March 12, 2011
RS games verses quentinC playroom
Online games for the blind, have been around for a while now dating as far as 2001 to accessible chat and accessible battleship, then a few years later, AllInPlay. those were then folowed by games that didn’t use a dedicated server like top speed, sound RTS, or acefire. One drawback to most of the online games that used a dedicated server though was that they were all paid for. With AllInPlay you have a monthly fee for a membership, ditto for the Blind Adrenaline cardroom, for rail racer you pay for the game.

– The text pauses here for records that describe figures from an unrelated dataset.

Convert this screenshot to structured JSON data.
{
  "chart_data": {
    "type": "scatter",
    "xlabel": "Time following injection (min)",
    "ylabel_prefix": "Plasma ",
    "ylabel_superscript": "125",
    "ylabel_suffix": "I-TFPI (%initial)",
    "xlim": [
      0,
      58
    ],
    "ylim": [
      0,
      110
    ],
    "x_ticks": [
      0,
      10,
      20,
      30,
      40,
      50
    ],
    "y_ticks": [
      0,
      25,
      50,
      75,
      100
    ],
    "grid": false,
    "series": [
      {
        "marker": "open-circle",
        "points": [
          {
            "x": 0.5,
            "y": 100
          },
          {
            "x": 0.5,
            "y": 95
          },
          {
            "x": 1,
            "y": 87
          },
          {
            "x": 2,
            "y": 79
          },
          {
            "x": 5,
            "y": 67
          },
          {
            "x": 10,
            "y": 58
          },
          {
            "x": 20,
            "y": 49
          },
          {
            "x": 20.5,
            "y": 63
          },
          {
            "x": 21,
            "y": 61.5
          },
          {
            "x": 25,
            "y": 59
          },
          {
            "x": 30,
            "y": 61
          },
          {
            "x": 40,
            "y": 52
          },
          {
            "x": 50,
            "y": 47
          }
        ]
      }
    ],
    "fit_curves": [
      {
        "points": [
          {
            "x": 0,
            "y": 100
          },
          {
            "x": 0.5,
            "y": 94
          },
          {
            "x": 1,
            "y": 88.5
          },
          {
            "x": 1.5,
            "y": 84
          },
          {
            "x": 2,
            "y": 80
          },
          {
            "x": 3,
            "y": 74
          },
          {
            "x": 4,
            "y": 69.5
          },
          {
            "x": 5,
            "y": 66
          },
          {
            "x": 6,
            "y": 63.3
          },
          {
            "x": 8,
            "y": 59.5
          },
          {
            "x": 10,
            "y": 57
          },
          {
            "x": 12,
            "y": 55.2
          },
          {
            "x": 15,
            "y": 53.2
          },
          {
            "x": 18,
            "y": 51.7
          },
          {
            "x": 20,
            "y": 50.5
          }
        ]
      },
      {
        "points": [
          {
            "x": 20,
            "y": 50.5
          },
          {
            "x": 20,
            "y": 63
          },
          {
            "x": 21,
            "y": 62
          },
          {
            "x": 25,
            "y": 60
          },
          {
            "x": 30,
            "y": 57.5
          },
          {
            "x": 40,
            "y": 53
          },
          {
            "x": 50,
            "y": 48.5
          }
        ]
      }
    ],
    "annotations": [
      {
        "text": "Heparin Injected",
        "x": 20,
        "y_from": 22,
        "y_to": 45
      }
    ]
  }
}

then in 2009 RS games released their game of monopoly. I was lucky to have submitted, and aprooved, into the betatesting team and helped with the sound design (the all to annoying background music… yup, sorry for that.)
The game was extremely popular and had been featured on blind cool tech and main menu, or even blind geek zone, which normally doesn’t rreally feature any games.

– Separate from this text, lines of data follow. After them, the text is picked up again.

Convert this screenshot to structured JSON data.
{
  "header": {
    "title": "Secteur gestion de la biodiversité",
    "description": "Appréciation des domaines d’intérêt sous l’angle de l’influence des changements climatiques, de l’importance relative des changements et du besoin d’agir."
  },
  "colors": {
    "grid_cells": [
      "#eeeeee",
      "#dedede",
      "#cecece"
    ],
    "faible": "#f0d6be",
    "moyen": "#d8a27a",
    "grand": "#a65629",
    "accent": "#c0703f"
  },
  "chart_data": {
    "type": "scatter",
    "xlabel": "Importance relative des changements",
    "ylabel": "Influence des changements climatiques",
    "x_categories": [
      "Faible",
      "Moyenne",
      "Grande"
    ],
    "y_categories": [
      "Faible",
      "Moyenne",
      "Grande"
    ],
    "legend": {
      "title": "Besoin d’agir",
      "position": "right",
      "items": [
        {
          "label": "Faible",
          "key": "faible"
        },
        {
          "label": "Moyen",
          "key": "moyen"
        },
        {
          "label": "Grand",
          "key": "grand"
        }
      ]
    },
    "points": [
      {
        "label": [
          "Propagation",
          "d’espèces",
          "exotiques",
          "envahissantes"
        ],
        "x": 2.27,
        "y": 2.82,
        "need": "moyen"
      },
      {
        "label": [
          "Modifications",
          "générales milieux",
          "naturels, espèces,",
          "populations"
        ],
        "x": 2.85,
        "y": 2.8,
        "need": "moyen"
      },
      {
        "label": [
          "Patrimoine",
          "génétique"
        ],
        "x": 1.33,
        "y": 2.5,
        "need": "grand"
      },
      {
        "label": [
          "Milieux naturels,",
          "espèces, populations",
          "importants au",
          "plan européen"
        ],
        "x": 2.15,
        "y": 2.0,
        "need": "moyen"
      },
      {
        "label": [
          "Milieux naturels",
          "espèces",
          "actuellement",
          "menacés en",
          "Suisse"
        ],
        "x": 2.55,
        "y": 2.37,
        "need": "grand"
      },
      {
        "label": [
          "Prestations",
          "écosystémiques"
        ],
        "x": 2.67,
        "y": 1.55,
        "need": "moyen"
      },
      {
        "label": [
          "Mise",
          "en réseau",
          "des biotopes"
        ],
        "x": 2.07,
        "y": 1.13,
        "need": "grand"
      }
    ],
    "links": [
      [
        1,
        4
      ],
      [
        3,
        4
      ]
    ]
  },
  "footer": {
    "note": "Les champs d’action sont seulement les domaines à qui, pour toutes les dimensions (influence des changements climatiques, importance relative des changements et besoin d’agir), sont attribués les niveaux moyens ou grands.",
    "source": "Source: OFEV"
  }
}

Then in 2010 RS changed the monopoly game into an rs games client capable of playing any game without the need of updating the client (thanks to rs’s unique ZGP protocol for downloading sounds).
I’m a member and administrator of an msn group called CrapTalk. MSN groups are like chatrooms where msn users can talk to each other without having each other on the contact list, though you can exchange addresses easily enough. QuentinC asked me to test his new gameroom thing, I spread it to the craptalk group, which quentin joined later. After he had received a lot of positive feedback the gameroom went live for audiogames.net, then shortly followed by audyssey.

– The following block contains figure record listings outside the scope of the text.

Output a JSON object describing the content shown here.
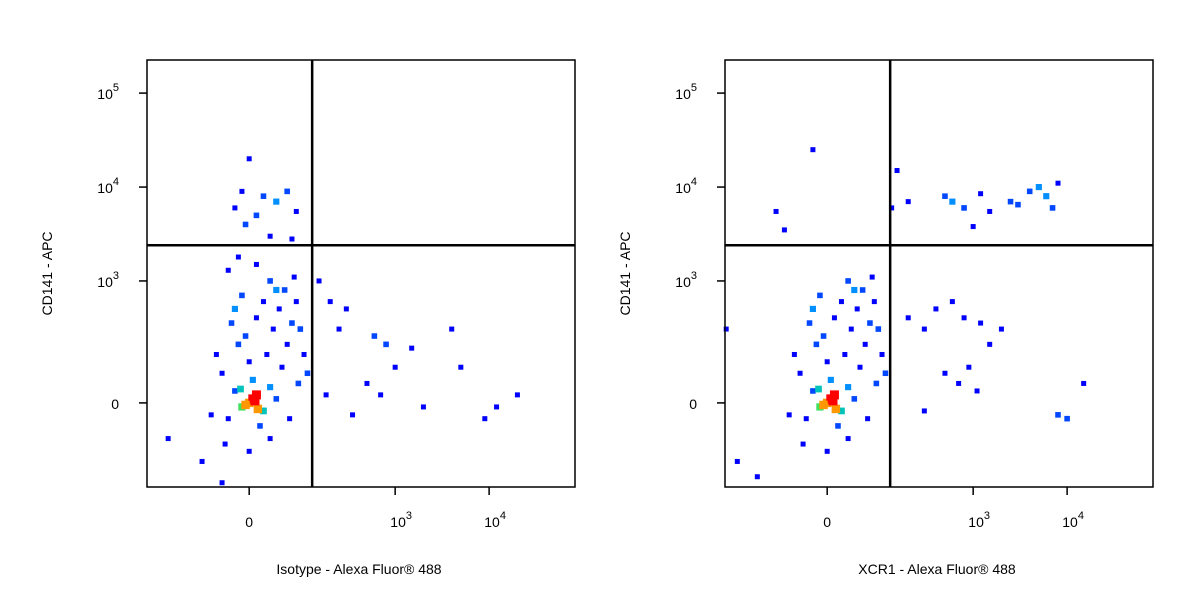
{
  "chart_data": [
    {
      "type": "scatter",
      "xlabel": "Isotype - Alexa Fluor® 488",
      "ylabel": "CD141 - APC",
      "xlim": [
        -340,
        82000
      ],
      "ylim": [
        -390,
        225000
      ],
      "xticks": [
        0,
        {
          "value": 1000,
          "label": "10",
          "exponent": "3"
        },
        {
          "value": 10000,
          "label": "10",
          "exponent": "4"
        }
      ],
      "yticks": [
        0,
        {
          "value": 1000,
          "label": "10",
          "exponent": "3"
        },
        {
          "value": 10000,
          "label": "10",
          "exponent": "4"
        },
        {
          "value": 100000,
          "label": "10",
          "exponent": "5"
        }
      ],
      "gate_x": 125,
      "gate_y": 2400,
      "x": [
        0,
        10,
        -10,
        20,
        -20,
        5,
        30,
        -30,
        15,
        40,
        -40,
        0,
        25,
        -15,
        50,
        -5,
        35,
        60,
        10,
        -25,
        45,
        70,
        20,
        -10,
        55,
        80,
        30,
        90,
        100,
        -50,
        -35,
        0,
        30,
        -60,
        65,
        85,
        110,
        -20,
        40,
        75,
        0,
        -10,
        20,
        40,
        -20,
        60,
        10,
        80,
        -5,
        30,
        70,
        -15,
        10,
        -30,
        200,
        300,
        250,
        600,
        800,
        1000,
        1500,
        500,
        700,
        2000,
        4000,
        5000,
        12000,
        20000,
        9000,
        350,
        180,
        150,
        -80,
        -200,
        -40,
        5,
        -5,
        12,
        -12,
        8
      ],
      "y": [
        0,
        20,
        -10,
        -20,
        30,
        60,
        40,
        -40,
        -60,
        10,
        80,
        120,
        150,
        200,
        100,
        250,
        300,
        200,
        400,
        350,
        500,
        350,
        600,
        700,
        800,
        600,
        1000,
        300,
        150,
        150,
        -120,
        -150,
        -100,
        -30,
        -40,
        50,
        80,
        500,
        800,
        1100,
        20000,
        9000,
        8000,
        7000,
        6000,
        9000,
        5000,
        5500,
        4000,
        3000,
        2800,
        1800,
        1500,
        1300,
        600,
        500,
        300,
        250,
        200,
        100,
        180,
        50,
        20,
        -10,
        300,
        100,
        -10,
        20,
        -40,
        -30,
        20,
        1000,
        -200,
        -100,
        -350,
        10,
        -5,
        -15,
        35,
        5
      ]
    },
    {
      "type": "scatter",
      "xlabel": "XCR1 - Alexa Fluor® 488",
      "ylabel": "CD141 - APC",
      "xlim": [
        -340,
        82000
      ],
      "ylim": [
        -390,
        225000
      ],
      "xticks": [
        0,
        {
          "value": 1000,
          "label": "10",
          "exponent": "3"
        },
        {
          "value": 10000,
          "label": "10",
          "exponent": "4"
        }
      ],
      "yticks": [
        0,
        {
          "value": 1000,
          "label": "10",
          "exponent": "3"
        },
        {
          "value": 10000,
          "label": "10",
          "exponent": "4"
        },
        {
          "value": 100000,
          "label": "10",
          "exponent": "5"
        }
      ],
      "gate_x": 125,
      "gate_y": 2400,
      "x": [
        0,
        10,
        -10,
        20,
        -20,
        5,
        30,
        -30,
        15,
        40,
        -40,
        0,
        25,
        -15,
        50,
        -5,
        35,
        60,
        10,
        -25,
        45,
        70,
        20,
        -10,
        55,
        80,
        30,
        90,
        100,
        -50,
        -35,
        0,
        30,
        -60,
        65,
        85,
        110,
        -20,
        40,
        75,
        500,
        600,
        800,
        1200,
        1500,
        2500,
        3000,
        4000,
        5000,
        6000,
        7000,
        8000,
        150,
        200,
        130,
        -20,
        -90,
        -70,
        1000,
        200,
        300,
        400,
        600,
        800,
        1200,
        1500,
        2000,
        900,
        500,
        700,
        1100,
        300,
        15000,
        8000,
        10000,
        -330,
        -250,
        -150,
        5,
        -5,
        12,
        -12,
        8
      ],
      "y": [
        0,
        20,
        -10,
        -20,
        30,
        60,
        40,
        -40,
        -60,
        10,
        80,
        120,
        150,
        200,
        100,
        250,
        300,
        200,
        400,
        350,
        500,
        350,
        600,
        700,
        800,
        600,
        1000,
        300,
        150,
        150,
        -120,
        -150,
        -100,
        -30,
        -40,
        50,
        80,
        500,
        800,
        1100,
        8000,
        7000,
        6000,
        8500,
        5500,
        7000,
        6500,
        9000,
        10000,
        8000,
        6000,
        11000,
        15000,
        7000,
        6000,
        25000,
        5500,
        3500,
        3800,
        400,
        300,
        500,
        600,
        400,
        350,
        200,
        300,
        100,
        80,
        50,
        30,
        -20,
        50,
        -30,
        -40,
        300,
        -200,
        -300,
        10,
        -5,
        -15,
        35,
        5
      ]
    }
  ]
}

It isn’t surprising that it is quite a competition for RS, I thought I’d just outline some of its advantages and disadvantages.
*multilinguality: Quentin said the client can be made multilingual, it’s already available in english and french. it does open it up for people who normally wouldn’t be able to play like that, so yeah.
*Games which are unique to the playroom; 1000 miles is probably the most notable, then texas holdem. I was waiting for a free accessible poker game for ages, so I’m quite excited about this one.
*additional rules for some of the games. Uno alone has like 5 additional rules, including the chaining/response rule where draw cards can be accumulated for a harder blow to who ever can’t continue the chain. Now that alone, is just friggin’ awesome.
*has a on-screen prezence: the menus and cards are displayed in lists, and the message field can be tabbed to and reviewed character by character, etc.
*no ads.. though I don’t mind those in RS. I actually made use of one of them (the bookmark iOS app)
Those are the good. now the bad:
*really crappy keyboard support. let’s just summarize it by saying the game handles keys in such a way that there is a spam protection, where if you hold a key for .5 seconds or more it’ll just close.
*list synchronization can really mess up. happens a lot in 1000 miles, you pick a card to junk only to find out that you just, in fact, junked another card.
*no window-eyes or system access support.
*is not multiplatform
*does not have its own protocol to download sounds, so if there are any new sounds the client has to be re-downloaded.
Over all I’ll just say there’s room for both. I know, not the best blog entry I did, but hey, it got the job done.